Evidence for a Quasi-One-Dimensional Charge Density Wave in CuTe by Angle-Resolved Photoemission Spectroscopy

Kenan Zhang; Xiaoyu Liu; Haoxiong Zhang; Ke Deng; Mingzhe Yan; Wei Yao; Mingtian Zheng; Eike F Schwier; Kenya Shimada; Jonathan D Denlinger; Yang Wu; Wenhui Duan; Shuyun Zhou

doi:10.1103/PhysRevLett.121.206402

Evidence for a Quasi-One-Dimensional Charge Density Wave in CuTe by Angle-Resolved Photoemission Spectroscopy

Phys Rev Lett. 2018 Nov 16;121(20):206402. doi: 10.1103/PhysRevLett.121.206402.

Authors

Kenan Zhang¹, Xiaoyu Liu¹, Haoxiong Zhang¹, Ke Deng¹, Mingzhe Yan¹, Wei Yao¹, Mingtian Zheng², Eike F Schwier², Kenya Shimada², Jonathan D Denlinger³, Yang Wu⁴, Wenhui Duan^{1

5}, Shuyun Zhou^{1

5}

Affiliations

¹ State Key Laboratory of Low Dimensional Quantum Physics and Department of Physics, Tsinghua University, Beijing 100084, China.
² Hiroshima Synchrotron Radiation Center, Hiroshima University, Higashihiroshima, Hiroshima 739-0046, Japan.
³ Advanced Light Source, Lawrence Berkeley National Laboratory, Berkeley, California 94720, USA.
⁴ Department of Physics and Tsinghua-Foxconn Nanotechnology Research Center, Tsinghua University, Beijing, 100084, China.
⁵ Collaborative Innovation Center of Quantum Matter, Beijing, China.

PMID: 30500247
DOI: 10.1103/PhysRevLett.121.206402

Abstract

We report the electronic structure of CuTe with a high charge density wave (CDW) transition temperature T_{c}=335 K by angle-resolved photoemission spectroscopy. An anisotropic charge density wave gap with a maximum value of 190 meV is observed in the quasi-one-dimensional band formed by Te p_{x} orbitals.
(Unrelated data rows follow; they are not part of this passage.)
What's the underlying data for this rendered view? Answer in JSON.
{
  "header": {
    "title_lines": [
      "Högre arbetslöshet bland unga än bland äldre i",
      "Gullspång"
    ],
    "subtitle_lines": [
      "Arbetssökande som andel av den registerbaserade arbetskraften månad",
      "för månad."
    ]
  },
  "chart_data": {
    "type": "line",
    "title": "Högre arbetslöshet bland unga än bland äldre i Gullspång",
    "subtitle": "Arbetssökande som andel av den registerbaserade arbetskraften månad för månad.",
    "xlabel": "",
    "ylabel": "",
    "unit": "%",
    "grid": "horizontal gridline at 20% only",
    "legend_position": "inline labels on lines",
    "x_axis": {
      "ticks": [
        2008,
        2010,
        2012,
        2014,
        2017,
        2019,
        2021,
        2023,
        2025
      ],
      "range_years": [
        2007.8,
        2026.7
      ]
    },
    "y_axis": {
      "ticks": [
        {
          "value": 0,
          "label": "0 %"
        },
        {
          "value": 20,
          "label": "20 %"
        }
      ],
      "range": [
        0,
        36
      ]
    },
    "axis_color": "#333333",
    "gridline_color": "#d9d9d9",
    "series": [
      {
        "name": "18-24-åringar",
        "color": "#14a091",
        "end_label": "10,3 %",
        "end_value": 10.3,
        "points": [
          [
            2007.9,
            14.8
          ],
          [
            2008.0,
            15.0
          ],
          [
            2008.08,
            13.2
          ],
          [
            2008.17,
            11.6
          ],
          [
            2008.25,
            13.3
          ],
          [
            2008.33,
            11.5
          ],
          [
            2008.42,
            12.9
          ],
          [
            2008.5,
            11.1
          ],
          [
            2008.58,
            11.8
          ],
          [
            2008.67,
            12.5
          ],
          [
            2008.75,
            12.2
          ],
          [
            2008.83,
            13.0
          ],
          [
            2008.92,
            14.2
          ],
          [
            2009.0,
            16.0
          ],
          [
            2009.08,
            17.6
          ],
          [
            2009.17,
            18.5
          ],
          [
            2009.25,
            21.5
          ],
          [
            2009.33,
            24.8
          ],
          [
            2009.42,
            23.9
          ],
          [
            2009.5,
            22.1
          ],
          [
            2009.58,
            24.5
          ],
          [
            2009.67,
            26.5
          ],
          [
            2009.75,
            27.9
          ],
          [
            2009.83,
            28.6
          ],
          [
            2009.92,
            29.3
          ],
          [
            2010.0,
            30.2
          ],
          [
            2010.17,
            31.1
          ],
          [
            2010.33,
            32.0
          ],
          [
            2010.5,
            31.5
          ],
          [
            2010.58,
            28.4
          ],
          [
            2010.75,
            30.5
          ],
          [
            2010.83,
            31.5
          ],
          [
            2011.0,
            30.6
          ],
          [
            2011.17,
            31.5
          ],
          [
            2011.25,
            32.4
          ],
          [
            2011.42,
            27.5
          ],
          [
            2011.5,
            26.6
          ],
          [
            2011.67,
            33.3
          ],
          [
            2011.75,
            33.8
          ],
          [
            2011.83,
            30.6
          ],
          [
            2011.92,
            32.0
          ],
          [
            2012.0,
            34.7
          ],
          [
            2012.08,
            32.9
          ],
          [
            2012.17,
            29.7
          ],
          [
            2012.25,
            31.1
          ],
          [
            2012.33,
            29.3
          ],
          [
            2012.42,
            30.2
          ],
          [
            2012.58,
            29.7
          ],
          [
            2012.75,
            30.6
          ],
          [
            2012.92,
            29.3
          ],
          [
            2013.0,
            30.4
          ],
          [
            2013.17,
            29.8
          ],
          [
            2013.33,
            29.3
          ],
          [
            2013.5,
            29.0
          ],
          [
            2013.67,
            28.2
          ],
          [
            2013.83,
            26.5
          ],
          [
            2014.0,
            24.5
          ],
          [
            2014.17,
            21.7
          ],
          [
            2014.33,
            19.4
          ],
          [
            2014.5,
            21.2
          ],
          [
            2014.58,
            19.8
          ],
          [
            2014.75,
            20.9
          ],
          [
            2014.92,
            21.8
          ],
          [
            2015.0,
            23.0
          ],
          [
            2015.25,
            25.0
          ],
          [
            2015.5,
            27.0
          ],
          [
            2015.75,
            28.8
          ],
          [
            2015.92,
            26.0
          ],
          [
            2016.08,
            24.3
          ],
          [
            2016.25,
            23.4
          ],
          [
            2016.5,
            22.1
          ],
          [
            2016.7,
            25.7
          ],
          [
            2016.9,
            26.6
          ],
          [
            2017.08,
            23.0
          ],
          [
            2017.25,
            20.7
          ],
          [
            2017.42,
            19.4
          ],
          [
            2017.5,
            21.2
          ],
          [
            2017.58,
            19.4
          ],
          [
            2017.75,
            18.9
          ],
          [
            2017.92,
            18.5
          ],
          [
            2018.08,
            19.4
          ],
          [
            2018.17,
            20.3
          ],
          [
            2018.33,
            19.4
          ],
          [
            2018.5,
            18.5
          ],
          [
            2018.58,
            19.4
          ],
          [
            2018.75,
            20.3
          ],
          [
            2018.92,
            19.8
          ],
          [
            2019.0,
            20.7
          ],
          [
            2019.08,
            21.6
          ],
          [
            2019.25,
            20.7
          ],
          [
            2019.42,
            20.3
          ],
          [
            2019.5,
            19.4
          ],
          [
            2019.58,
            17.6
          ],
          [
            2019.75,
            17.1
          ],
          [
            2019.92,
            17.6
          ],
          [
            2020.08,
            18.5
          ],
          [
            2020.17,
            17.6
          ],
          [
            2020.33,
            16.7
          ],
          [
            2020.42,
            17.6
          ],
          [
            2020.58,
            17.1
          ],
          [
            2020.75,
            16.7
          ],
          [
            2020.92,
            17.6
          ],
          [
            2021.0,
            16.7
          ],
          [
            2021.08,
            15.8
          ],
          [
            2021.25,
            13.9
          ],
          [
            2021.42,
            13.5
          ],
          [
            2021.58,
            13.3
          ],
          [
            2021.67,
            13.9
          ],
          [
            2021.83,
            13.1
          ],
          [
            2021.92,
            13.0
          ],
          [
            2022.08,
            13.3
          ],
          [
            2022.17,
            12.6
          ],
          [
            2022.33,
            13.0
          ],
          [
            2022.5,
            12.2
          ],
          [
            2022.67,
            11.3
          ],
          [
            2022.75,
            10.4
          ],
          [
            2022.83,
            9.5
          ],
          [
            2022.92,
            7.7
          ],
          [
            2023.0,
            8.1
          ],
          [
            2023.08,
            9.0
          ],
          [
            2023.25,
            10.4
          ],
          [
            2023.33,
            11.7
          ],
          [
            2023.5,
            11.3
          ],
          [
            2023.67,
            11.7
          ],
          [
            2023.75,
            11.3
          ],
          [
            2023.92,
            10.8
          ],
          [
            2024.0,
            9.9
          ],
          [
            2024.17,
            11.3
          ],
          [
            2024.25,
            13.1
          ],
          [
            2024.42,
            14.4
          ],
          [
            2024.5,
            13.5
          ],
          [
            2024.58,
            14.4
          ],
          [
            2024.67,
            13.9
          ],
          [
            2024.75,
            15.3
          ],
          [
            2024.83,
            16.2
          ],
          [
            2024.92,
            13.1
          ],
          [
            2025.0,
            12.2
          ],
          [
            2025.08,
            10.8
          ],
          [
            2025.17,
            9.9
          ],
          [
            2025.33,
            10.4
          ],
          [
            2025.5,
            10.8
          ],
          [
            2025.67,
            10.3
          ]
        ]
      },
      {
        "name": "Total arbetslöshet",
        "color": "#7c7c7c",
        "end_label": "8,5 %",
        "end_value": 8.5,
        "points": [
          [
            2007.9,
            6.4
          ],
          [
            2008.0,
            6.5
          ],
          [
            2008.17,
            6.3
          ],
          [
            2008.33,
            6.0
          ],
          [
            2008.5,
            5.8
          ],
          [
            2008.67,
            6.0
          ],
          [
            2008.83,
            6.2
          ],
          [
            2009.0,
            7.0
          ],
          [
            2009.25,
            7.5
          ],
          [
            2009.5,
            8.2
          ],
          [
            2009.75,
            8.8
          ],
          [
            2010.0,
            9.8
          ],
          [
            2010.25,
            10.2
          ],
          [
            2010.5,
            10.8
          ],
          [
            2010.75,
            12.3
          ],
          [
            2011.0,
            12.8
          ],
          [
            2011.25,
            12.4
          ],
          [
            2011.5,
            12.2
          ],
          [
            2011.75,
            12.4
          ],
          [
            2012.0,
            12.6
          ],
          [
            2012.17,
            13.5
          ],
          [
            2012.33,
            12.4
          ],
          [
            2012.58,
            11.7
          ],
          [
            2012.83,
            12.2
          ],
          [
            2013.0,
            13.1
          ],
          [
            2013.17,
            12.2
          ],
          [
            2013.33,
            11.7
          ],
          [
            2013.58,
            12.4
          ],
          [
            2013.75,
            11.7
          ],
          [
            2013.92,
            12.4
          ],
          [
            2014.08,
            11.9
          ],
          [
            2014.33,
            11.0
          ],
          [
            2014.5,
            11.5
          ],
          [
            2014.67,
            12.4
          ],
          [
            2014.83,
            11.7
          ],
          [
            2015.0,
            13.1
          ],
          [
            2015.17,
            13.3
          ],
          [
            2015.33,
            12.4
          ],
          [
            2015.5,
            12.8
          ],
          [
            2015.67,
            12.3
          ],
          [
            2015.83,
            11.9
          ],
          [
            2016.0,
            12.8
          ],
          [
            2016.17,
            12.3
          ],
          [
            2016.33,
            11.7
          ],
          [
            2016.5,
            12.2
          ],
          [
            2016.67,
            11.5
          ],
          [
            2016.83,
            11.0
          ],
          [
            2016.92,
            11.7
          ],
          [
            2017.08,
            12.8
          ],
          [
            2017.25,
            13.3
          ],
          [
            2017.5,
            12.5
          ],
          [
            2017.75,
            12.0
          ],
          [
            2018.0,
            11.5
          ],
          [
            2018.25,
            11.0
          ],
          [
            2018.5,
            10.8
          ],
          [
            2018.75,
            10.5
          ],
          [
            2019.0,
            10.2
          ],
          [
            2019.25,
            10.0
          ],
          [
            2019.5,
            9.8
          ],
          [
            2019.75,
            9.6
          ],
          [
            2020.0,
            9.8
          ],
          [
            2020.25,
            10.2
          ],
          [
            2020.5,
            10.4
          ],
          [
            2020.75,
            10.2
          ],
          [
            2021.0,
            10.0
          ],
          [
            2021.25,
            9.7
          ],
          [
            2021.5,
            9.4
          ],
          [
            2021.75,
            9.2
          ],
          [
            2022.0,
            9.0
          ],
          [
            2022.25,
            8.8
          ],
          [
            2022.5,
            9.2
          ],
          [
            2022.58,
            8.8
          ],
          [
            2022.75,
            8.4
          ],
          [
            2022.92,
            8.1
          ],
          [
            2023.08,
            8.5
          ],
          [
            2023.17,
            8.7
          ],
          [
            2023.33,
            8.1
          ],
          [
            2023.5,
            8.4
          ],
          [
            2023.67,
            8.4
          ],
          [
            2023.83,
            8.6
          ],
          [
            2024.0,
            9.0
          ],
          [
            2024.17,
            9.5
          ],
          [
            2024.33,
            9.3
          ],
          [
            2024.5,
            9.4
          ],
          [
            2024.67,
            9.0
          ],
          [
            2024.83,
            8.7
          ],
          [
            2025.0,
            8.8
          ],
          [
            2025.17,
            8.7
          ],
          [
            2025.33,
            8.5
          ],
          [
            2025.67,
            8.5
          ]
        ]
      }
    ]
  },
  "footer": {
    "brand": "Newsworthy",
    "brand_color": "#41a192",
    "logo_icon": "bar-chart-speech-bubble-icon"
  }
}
The CDW gap can be filled by increasing the temperature or electron doping through in situ potassium deposition. Combining the experimental results with calculated electron scattering susceptibility and phonon dispersion, we suggest that both Fermi surface nesting and electron-phonon coupling play important roles in the emergence of the CDW.